The bit of twine was indubitably the same that he had unwound before in his room at the Guilford House, and the cob parted in his fingers exactly as before. On a piece of brown paper that had been part of a tobacco wrapper was scrawled:
This ain’t yore fight, Mr. Ardmore. Wher’s the guvner of North Carolina?
“That’s a new one on me,” laughed Cooke. “You see, they know everything. Mind-reading isn’t in it with them. They know who we are and what we have come for. What’s the point about the governor?”
“Oh, the governor’s all right,” replied Ardmore carelessly. “He wouldn’t bother his head about a little matter like this. The powers reserved to the states by the constitution give a governor plenty of work without acting as policeman of the jungle. That’s the reason I said to Governor Dangerfield, ‘Governor,’ I said, ‘don’t worry about this Appleweight business. Time is heavy on my hands,’ I said. ‘You stay in Raleigh and uphold the dignity of your office, and I will take care of the trouble in Dilwell.’ And you can’t understand, Cooke, how his face brightened at my words. Being the brave man he is, you would naturally expect him to come down here in person and seize these scoundrels with his own hands. I had the hardest time of my life to get him to stay at home. It almost broke his heart not to come.”
And as they retraced their steps to the caboose, it was Ardmore who led, stepping briskly along, and blithely swinging the jug.
CHAPTER X.
PROFESSOR GRISWOLD TAKES THE FIELD.
Barbara and Griswold stopped at the telegraph office on their way back to the executive mansion, and were met with news that the sheriff of Mingo had refused to receive Griswold’s message.
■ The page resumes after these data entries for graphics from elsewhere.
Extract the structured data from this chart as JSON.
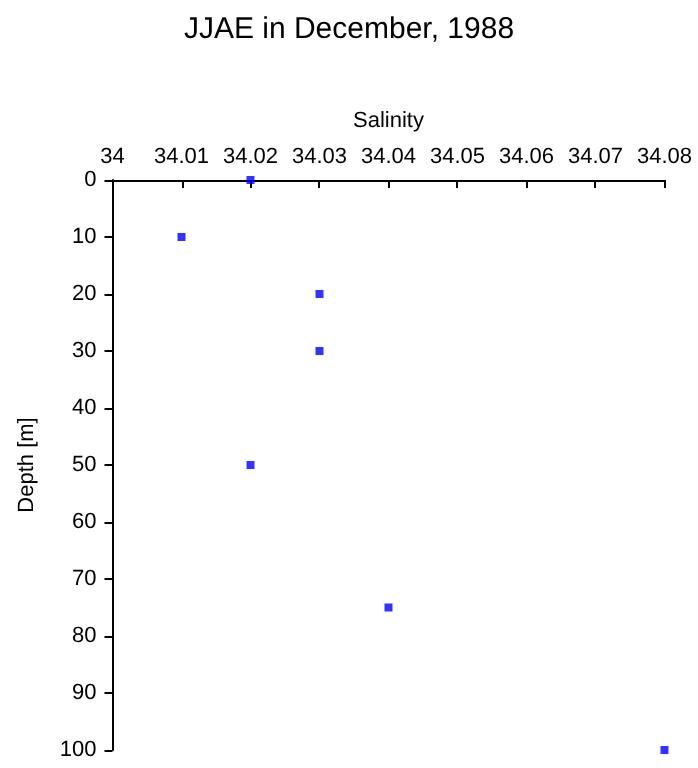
{
  "chart_data": {
    "type": "scatter",
    "title": "JJAE in December, 1988",
    "xlabel": "Salinity",
    "ylabel": "Depth [m]",
    "x": [
      34.02,
      34.01,
      34.03,
      34.03,
      34.02,
      34.04,
      34.08
    ],
    "values": [
      0,
      10,
      20,
      30,
      50,
      75,
      100
    ],
    "color": "#0000ff",
    "marker": "square",
    "xlim": [
      34,
      34.08
    ],
    "xticks": [
      "34",
      34.01,
      34.02,
      34.03,
      34.04,
      34.05,
      34.06,
      34.07,
      34.08
    ],
    "ylim": [
      100,
      0
    ],
    "yticks": [
      0,
      10,
      20,
      30,
      40,
      50,
      60,
      70,
      80,
      90,
      100
    ],
    "grid": false
  }
}
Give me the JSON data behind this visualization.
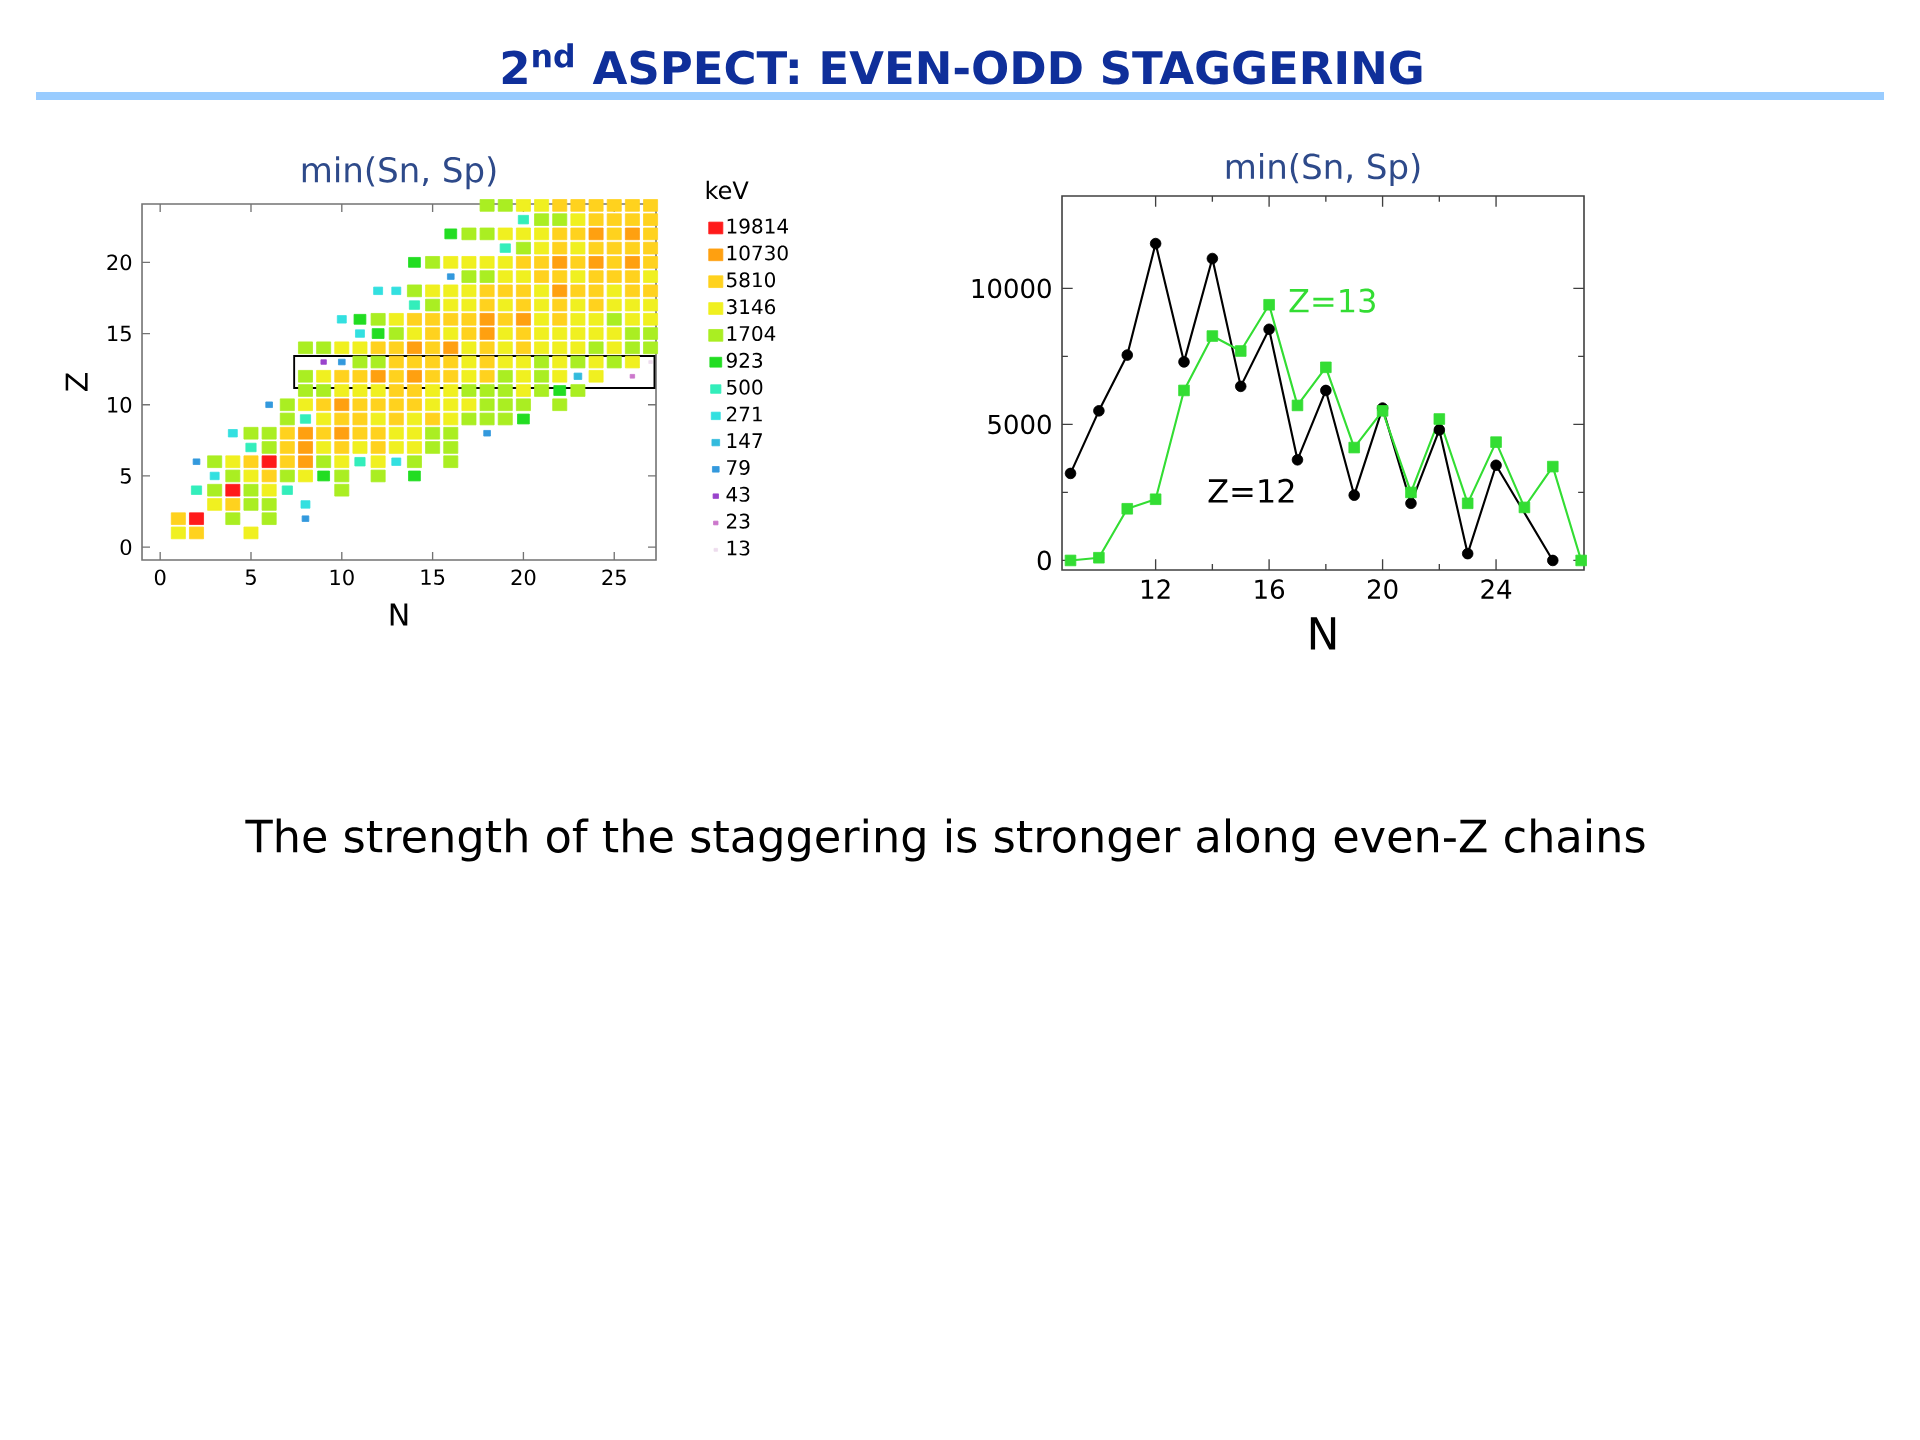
{
  "chart_data": [
    {
      "type": "other",
      "title": "2$^{nd}$ ASPECT: EVEN-ODD STAGGERING",
      "annotations": [
        "The strength of the staggering is stronger along even-Z chains"
      ]
    },
    {
      "type": "scatter",
      "title": "min(Sn, Sp)",
      "xlabel": "N",
      "ylabel": "Z",
      "legend_title": "keV",
      "legend": "right",
      "marker": "square",
      "xlim": [
        -1,
        27.3
      ],
      "xticks": [
        0,
        5,
        10,
        15,
        20,
        25
      ],
      "ylim": [
        -0.9,
        24.1
      ],
      "yticks": [
        0,
        5,
        10,
        15,
        20
      ],
      "series": [
        {
          "name": "19814",
          "color": "#ff1a1a",
          "x": [
            6,
            4,
            2
          ],
          "values": [
            6,
            4,
            2
          ]
        },
        {
          "name": "10730",
          "color": "#ffa010",
          "x": [
            24,
            26,
            22,
            24,
            26,
            22,
            18,
            20,
            18,
            14,
            16,
            12,
            14,
            10,
            8,
            10,
            8,
            8
          ],
          "values": [
            22,
            22,
            20,
            20,
            20,
            18,
            16,
            16,
            15,
            14,
            14,
            12,
            12,
            10,
            8,
            8,
            7,
            6
          ]
        },
        {
          "name": "5810",
          "color": "#ffd21e",
          "x": [
            22,
            23,
            24,
            25,
            26,
            27,
            24,
            25,
            26,
            27,
            22,
            23,
            25,
            27,
            22,
            24,
            25,
            26,
            27,
            20,
            21,
            23,
            25,
            27,
            21,
            22,
            24,
            25,
            26,
            18,
            19,
            20,
            23,
            24,
            26,
            27,
            18,
            20,
            22,
            24,
            14,
            15,
            16,
            17,
            19,
            22,
            15,
            17,
            20,
            12,
            13,
            15,
            18,
            20,
            13,
            14,
            15,
            16,
            18,
            10,
            11,
            13,
            15,
            16,
            18,
            13,
            14,
            9,
            11,
            12,
            13,
            14,
            10,
            11,
            13,
            15,
            7,
            9,
            11,
            12,
            7,
            10,
            12,
            5,
            7,
            6,
            4,
            1,
            2
          ],
          "values": [
            24,
            24,
            24,
            24,
            24,
            24,
            23,
            23,
            23,
            23,
            22,
            22,
            22,
            22,
            21,
            21,
            21,
            21,
            21,
            20,
            20,
            20,
            20,
            20,
            19,
            19,
            19,
            19,
            19,
            18,
            18,
            18,
            18,
            18,
            18,
            18,
            17,
            17,
            17,
            17,
            16,
            16,
            16,
            16,
            16,
            16,
            15,
            15,
            15,
            14,
            14,
            14,
            14,
            14,
            13,
            13,
            13,
            13,
            13,
            12,
            12,
            12,
            12,
            12,
            12,
            11,
            11,
            10,
            10,
            10,
            10,
            10,
            9,
            9,
            9,
            9,
            8,
            8,
            8,
            8,
            7,
            7,
            7,
            6,
            6,
            5,
            3,
            2,
            1
          ]
        },
        {
          "name": "3146",
          "color": "#f0f020",
          "x": [
            20,
            21,
            23,
            19,
            20,
            21,
            21,
            23,
            16,
            17,
            18,
            19,
            19,
            20,
            23,
            27,
            15,
            16,
            17,
            21,
            25,
            16,
            17,
            19,
            21,
            23,
            25,
            26,
            27,
            13,
            21,
            23,
            24,
            26,
            27,
            14,
            16,
            19,
            21,
            22,
            23,
            24,
            25,
            10,
            11,
            17,
            19,
            21,
            22,
            23,
            25,
            17,
            19,
            20,
            22,
            24,
            26,
            9,
            17,
            20,
            22,
            24,
            10,
            11,
            12,
            15,
            16,
            20,
            8,
            15,
            16,
            17,
            9,
            12,
            14,
            16,
            13,
            14,
            9,
            11,
            13,
            14,
            4,
            10,
            12,
            5,
            8,
            6,
            3,
            1,
            5
          ],
          "values": [
            24,
            24,
            23,
            22,
            22,
            22,
            21,
            21,
            20,
            20,
            20,
            20,
            19,
            19,
            19,
            19,
            18,
            18,
            18,
            18,
            18,
            17,
            17,
            17,
            17,
            17,
            17,
            17,
            17,
            16,
            16,
            16,
            16,
            16,
            16,
            15,
            15,
            15,
            15,
            15,
            15,
            15,
            15,
            14,
            14,
            14,
            14,
            14,
            14,
            14,
            14,
            13,
            13,
            13,
            13,
            13,
            13,
            12,
            12,
            12,
            12,
            12,
            11,
            11,
            11,
            11,
            11,
            11,
            10,
            10,
            10,
            10,
            9,
            9,
            9,
            9,
            8,
            8,
            7,
            7,
            7,
            7,
            6,
            6,
            6,
            5,
            5,
            4,
            3,
            1,
            1
          ]
        },
        {
          "name": "1704",
          "color": "#aaee22",
          "x": [
            18,
            19,
            21,
            22,
            17,
            18,
            20,
            15,
            17,
            18,
            14,
            15,
            12,
            25,
            13,
            26,
            27,
            8,
            9,
            24,
            26,
            27,
            11,
            12,
            21,
            23,
            25,
            8,
            19,
            21,
            8,
            9,
            17,
            18,
            19,
            21,
            23,
            7,
            18,
            19,
            20,
            22,
            7,
            17,
            18,
            19,
            5,
            6,
            15,
            16,
            6,
            15,
            16,
            3,
            9,
            14,
            16,
            4,
            7,
            10,
            12,
            3,
            5,
            10,
            5,
            6,
            4,
            6
          ],
          "values": [
            24,
            24,
            23,
            23,
            22,
            22,
            21,
            20,
            19,
            19,
            18,
            17,
            16,
            16,
            15,
            15,
            15,
            14,
            14,
            14,
            14,
            14,
            13,
            13,
            13,
            13,
            13,
            12,
            12,
            12,
            11,
            11,
            11,
            11,
            11,
            11,
            11,
            10,
            10,
            10,
            10,
            10,
            9,
            9,
            9,
            9,
            8,
            8,
            8,
            8,
            7,
            7,
            7,
            6,
            6,
            6,
            6,
            5,
            5,
            5,
            5,
            4,
            4,
            4,
            3,
            3,
            2,
            2
          ]
        },
        {
          "name": "923",
          "color": "#22dd22",
          "x": [
            16,
            14,
            11,
            12,
            22,
            20,
            9,
            14
          ],
          "values": [
            22,
            20,
            16,
            15,
            11,
            9,
            5,
            5
          ]
        },
        {
          "name": "500",
          "color": "#33eebb",
          "x": [
            20,
            19,
            14,
            8,
            5,
            11,
            2,
            7
          ],
          "values": [
            23,
            21,
            17,
            9,
            7,
            6,
            4,
            4
          ]
        },
        {
          "name": "271",
          "color": "#33e0e0",
          "x": [
            12,
            13,
            10,
            11,
            4,
            13,
            3,
            8
          ],
          "values": [
            18,
            18,
            16,
            15,
            8,
            6,
            5,
            3
          ]
        },
        {
          "name": "147",
          "color": "#33bbdd",
          "x": [
            23
          ],
          "values": [
            12
          ]
        },
        {
          "name": "79",
          "color": "#3399dd",
          "x": [
            16,
            10,
            6,
            18,
            2,
            8
          ],
          "values": [
            19,
            13,
            10,
            8,
            6,
            2
          ]
        },
        {
          "name": "43",
          "color": "#9944cc",
          "x": [
            9
          ],
          "values": [
            13
          ]
        },
        {
          "name": "23",
          "color": "#cc77cc",
          "x": [
            26
          ],
          "values": [
            12
          ]
        },
        {
          "name": "13",
          "color": "#eeddee",
          "x": [
            27
          ],
          "values": [
            13
          ]
        }
      ]
    },
    {
      "type": "line",
      "title": "min(Sn, Sp)",
      "xlabel": "N",
      "xlim": [
        8.7,
        27.1
      ],
      "xticks": [
        12,
        16,
        20,
        24
      ],
      "ylim": [
        -350,
        13400
      ],
      "yticks": [
        0,
        5000,
        10000
      ],
      "series": [
        {
          "name": "Z=12",
          "color": "#000000",
          "marker": "circle",
          "x": [
            9,
            10,
            11,
            12,
            13,
            14,
            15,
            16,
            17,
            18,
            19,
            20,
            21,
            22,
            23,
            24,
            26
          ],
          "values": [
            3200,
            5500,
            7550,
            11650,
            7300,
            11100,
            6400,
            8500,
            3700,
            6250,
            2400,
            5600,
            2100,
            4800,
            250,
            3500,
            0
          ]
        },
        {
          "name": "Z=13",
          "color": "#33dd33",
          "marker": "square",
          "x": [
            9,
            10,
            11,
            12,
            13,
            14,
            15,
            16,
            17,
            18,
            19,
            20,
            21,
            22,
            23,
            24,
            25,
            26,
            27
          ],
          "values": [
            0,
            100,
            1900,
            2250,
            6250,
            8250,
            7700,
            9400,
            5700,
            7100,
            4150,
            5500,
            2500,
            5200,
            2100,
            4350,
            1950,
            3450,
            0
          ]
        }
      ]
    }
  ]
}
“His private lines of communication with the capital are doubtless well established,” said Griswold, “and Bosworth probably warned him, but it isn’t of great importance. It’s just as well for Appleweight and his friends, high and low, to show their hands.”
When they were again on the veranda, Griswold lingered for a moment with no valid excuse for delay beyond the loveliness of the night and his keen delight in Barbara’s voice and her occasional low laughter, which was so pleasant to hear that he held their talk to a light key, that he might evoke it the more. Professor Griswold’s last flirtation was now so remote that he would have been hard put to say whether the long-departed goddess’s name had been Evelyn or Laura. He had so thoroughly surrendered himself to the exactions of the law that love and marriage held small place in his speculations of the future. He had heard himself called a bachelor professor with the humorous tolerance of one who is pretty sure of himself, and who is not yet reduced to the cynical experiment of peering beneath the top layer of his box of strawberries to find the false bottom. He recalled the slender manuscript volume of verses in his desk at home, and he felt that it would be the easiest thing in the world to write a thousand songs to-night, beside which the soundest brief ever filed in any court would be the silliest of literary twaddle.
“You have done all that could be asked of you, Mr. Griswold, and I cannot permit you to remain longer. Father will certainly be here to-morrow. I assure you that it is not like him to avoid his public obligations. His absence is the most unaccountable thing that ever happened. I have my difficulties here at home, for since my mother’s death I have had the care of my young sisters, and it is not pleasant to have to deceive them.”